The Interceptor can go from 0-60 miles per hour in an industry-fastest 5.66 seconds, compared to the 6.04 seconds for the 5.7 liter Dodge Charger with Hemi power and optional all-wheel-drive, and the 6.01 seconds for the Chevrolet Caprice with the 6.0 liter V8 engine.

But L.A. Mayor Eric Garcetti has said he is committed to leasing 160 pure battery EV vehicles – to be used by the LAPD, Los Angeles City Fire, General Services and LADWP – to replace aging Ford Crown Victoria cruisers, giving Los Angeles the largest city-owned EV fleet in the country.

With the Los Angeles’ police force having expanded two years ago to 10,000, the department currently operates only 23 electric scooters and 3 electric motorcycles for use by patrol officers.

LAPD has been testing a Tesla Model S P85D on loan from the company’s Fremont factory since September.  The car’s list price is $105,000 and can go from 0 to 60 miles per hour in a lightning 2.8 seconds, if retrofitted with a $5,000 “Ludicrous” battery upgrade, according to Tesla.

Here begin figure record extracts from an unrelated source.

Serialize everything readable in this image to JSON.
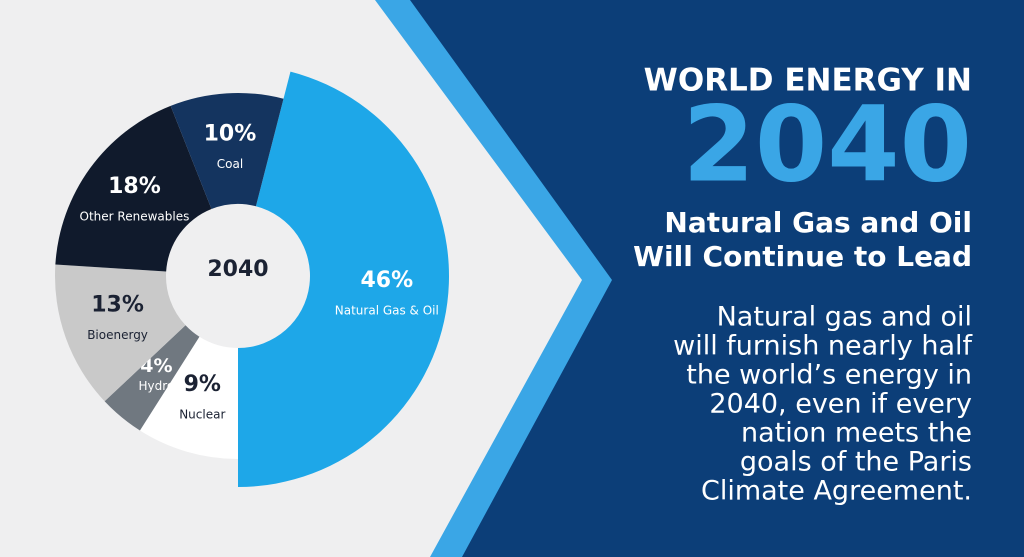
{
  "chart_data": {
    "type": "pie",
    "donut": true,
    "center_label": "2040",
    "categories": [
      "Natural Gas & Oil",
      "Nuclear",
      "Hydro",
      "Bioenergy",
      "Other Renewables",
      "Coal"
    ],
    "values": [
      46,
      9,
      4,
      13,
      18,
      10
    ],
    "value_labels": [
      "46%",
      "9%",
      "4%",
      "13%",
      "18%",
      "10%"
    ],
    "colors": [
      "#1ea7e8",
      "#ffffff",
      "#707880",
      "#c9c9c9",
      "#101a2c",
      "#14345f"
    ]
  },
  "panel": {
    "heading": "WORLD ENERGY IN",
    "year": "2040",
    "subheading": [
      "Natural Gas and Oil",
      "Will Continue to Lead"
    ],
    "body": [
      "Natural gas and oil",
      "will furnish nearly half",
      "the world’s energy in",
      "2040, even if every",
      "nation meets the",
      "goals of the Paris",
      "Climate Agreement."
    ]
  }
}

With the Tesla costing about 3.2 times the amount of the Ford, it will cost the city about $11.7 million to upgrade 160 police cruisers to the Model S over the Explorer to honor Garcetti’s commitment for the city to begin “building out” its electric vehicle fleet.

The California Policy Center estimates that the full cost for wages, benefits and defined-benefit pension each year for a sheriff or police officer is $187,532. To honor his sustainable energy commitment and buy Teslas, Mayor Garcetti would need to terminate about 63 police officers.